PROJECT TITLE :

Computing Maximized Effectiveness Distance for Recall-Based Metrics - 2018

ABSTRACT:

Given an effectiveness metric M(·), 2 ordered document rankings X one and X two generated by a score-based information retrieval activity, and relevance labels in regard to some subset (possibly empty) of the documents appearing within the 2 rankings, Tan and Clarke's Maximized Effectiveness Distance (MED) computes the best difference in metric score that may be achieved that's according to all provided data, crystallized via a collection of relevance assignments to the unlabeled documents such that |M(X 1 ) - M(X 2 )| is maximized.

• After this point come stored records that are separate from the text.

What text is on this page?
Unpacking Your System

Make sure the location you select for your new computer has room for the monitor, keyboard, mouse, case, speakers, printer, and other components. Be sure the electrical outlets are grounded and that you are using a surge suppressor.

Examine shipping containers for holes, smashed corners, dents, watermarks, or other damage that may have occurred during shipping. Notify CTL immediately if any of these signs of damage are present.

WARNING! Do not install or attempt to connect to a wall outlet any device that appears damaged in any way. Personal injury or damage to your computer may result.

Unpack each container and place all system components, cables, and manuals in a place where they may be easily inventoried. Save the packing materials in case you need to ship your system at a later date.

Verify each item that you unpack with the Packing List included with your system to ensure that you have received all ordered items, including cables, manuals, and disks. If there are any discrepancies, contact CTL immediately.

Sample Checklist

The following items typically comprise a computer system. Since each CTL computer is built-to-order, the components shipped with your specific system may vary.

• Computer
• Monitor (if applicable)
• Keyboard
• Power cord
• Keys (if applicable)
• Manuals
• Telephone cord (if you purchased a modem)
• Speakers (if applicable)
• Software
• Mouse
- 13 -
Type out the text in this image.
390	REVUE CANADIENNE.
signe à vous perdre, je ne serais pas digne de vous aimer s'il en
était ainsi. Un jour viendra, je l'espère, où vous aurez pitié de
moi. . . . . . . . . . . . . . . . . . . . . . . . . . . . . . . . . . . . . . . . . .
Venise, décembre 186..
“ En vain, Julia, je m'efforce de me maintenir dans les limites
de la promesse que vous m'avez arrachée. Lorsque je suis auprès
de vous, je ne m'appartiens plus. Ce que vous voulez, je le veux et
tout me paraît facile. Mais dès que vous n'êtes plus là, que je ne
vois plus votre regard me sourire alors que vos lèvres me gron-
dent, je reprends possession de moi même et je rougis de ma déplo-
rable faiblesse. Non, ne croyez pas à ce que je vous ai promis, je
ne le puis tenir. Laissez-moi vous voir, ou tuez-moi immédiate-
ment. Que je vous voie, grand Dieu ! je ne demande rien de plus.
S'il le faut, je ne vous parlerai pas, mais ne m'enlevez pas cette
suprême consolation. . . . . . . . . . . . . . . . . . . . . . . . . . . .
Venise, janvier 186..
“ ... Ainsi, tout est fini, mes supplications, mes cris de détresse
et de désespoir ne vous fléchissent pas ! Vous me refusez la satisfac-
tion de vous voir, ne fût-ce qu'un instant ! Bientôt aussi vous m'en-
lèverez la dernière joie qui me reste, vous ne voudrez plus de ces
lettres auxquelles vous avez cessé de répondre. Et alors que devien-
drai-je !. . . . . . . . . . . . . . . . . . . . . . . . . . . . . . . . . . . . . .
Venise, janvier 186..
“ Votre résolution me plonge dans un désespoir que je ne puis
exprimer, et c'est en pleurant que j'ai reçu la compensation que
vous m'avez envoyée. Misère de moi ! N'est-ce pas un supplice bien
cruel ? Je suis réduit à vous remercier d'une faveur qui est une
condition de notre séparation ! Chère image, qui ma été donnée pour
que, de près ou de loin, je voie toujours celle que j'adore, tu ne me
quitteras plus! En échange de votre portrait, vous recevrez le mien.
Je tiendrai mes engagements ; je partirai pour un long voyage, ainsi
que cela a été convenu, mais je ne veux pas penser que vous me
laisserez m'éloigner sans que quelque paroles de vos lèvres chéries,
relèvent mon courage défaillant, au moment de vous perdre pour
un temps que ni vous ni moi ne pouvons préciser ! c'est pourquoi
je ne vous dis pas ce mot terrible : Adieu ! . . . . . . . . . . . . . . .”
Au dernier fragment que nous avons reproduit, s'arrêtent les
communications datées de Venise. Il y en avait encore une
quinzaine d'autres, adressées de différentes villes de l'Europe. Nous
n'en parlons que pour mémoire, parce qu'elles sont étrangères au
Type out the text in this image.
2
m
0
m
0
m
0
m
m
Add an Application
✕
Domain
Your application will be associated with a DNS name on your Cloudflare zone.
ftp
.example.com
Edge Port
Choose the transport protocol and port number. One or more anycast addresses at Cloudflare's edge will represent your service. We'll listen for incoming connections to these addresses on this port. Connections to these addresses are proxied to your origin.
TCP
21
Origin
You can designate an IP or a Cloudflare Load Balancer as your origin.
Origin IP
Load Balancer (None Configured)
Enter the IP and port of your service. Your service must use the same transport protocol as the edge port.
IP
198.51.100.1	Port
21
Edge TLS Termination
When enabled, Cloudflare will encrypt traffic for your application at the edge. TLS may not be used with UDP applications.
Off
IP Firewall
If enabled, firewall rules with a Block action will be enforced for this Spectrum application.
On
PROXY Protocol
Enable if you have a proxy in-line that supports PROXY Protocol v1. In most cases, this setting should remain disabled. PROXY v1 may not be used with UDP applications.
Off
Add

The closer the maximized effectiveness distance is to zero, the a lot of similar X one and X2 will be thought of to be from the point of read of the metric M(·). Here, we tend to think about issues that arise when Tan and Clarke's definitions are applied to recall-based metrics, notably normalized discounted cumulative gain (NDCG), and average precision (AP). In specific, we have a tendency to show that MED can be applied to NDCG without requiring an a priori assumption in regard to the full variety of relevant documents; we additionally show that creating such an assumption leads to different outcomes for each NDCG and average precision (AP) compared to when no such assumption is created.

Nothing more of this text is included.